Factors affecting long run aggregate supply include quantity of factors, quality of factors, technology level and production efficiency and government policies with long term effects.

Firstly, when quantity of factors increases, the full employment real national income rises as more resources can be used in production. The quantity of available factors increases when more deposits of natural resources can be accessed and extracted, the labour force grows net investment in machinery and equipment increases and more entrepreneurs are trained. Secondly, full employment real national income increase when factor quality improves, this is because same amount of factors can produce more. Factor quality improves when soil is fertilized or irrigated; workers are better educated and trained; more advanced machines are installed and professional entrepreneurial skills are cultivated. Thirdly, advancement in technology level and production efficiency shifts the LRAS rightwards.

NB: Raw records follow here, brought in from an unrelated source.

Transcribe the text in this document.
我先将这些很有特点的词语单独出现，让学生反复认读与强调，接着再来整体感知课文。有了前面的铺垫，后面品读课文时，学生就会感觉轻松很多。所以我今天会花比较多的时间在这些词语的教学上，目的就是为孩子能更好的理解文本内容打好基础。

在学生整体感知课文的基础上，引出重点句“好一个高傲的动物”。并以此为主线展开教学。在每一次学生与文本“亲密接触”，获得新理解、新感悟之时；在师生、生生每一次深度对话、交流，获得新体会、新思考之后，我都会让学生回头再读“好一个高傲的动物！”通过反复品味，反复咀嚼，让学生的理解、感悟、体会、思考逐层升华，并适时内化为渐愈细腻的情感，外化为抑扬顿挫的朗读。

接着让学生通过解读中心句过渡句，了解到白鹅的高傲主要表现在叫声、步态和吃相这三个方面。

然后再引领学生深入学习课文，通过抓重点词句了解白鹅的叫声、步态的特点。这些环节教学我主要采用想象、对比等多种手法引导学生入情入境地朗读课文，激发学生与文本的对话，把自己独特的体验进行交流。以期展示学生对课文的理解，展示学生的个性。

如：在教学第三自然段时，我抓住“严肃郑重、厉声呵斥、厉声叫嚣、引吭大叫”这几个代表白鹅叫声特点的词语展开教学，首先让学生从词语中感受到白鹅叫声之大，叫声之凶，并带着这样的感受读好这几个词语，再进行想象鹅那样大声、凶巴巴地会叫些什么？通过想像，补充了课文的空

Innovation, technological advancement, growth of international trade and globalization are factors promoting productivity and efficiency. Higher productivity and efficiency imply more output can be produced with the same amount of resources. Lastly, some government policies ban bring a long term increase in employed factors and available factors, an improvement in factor quality and an increase in productivity, These long term government policies can increase full employment output level. Examples of theses policies include admission of quality migrants, providing education subsidies, offering worker retaining services and provision of tax relief to encourage investment etc.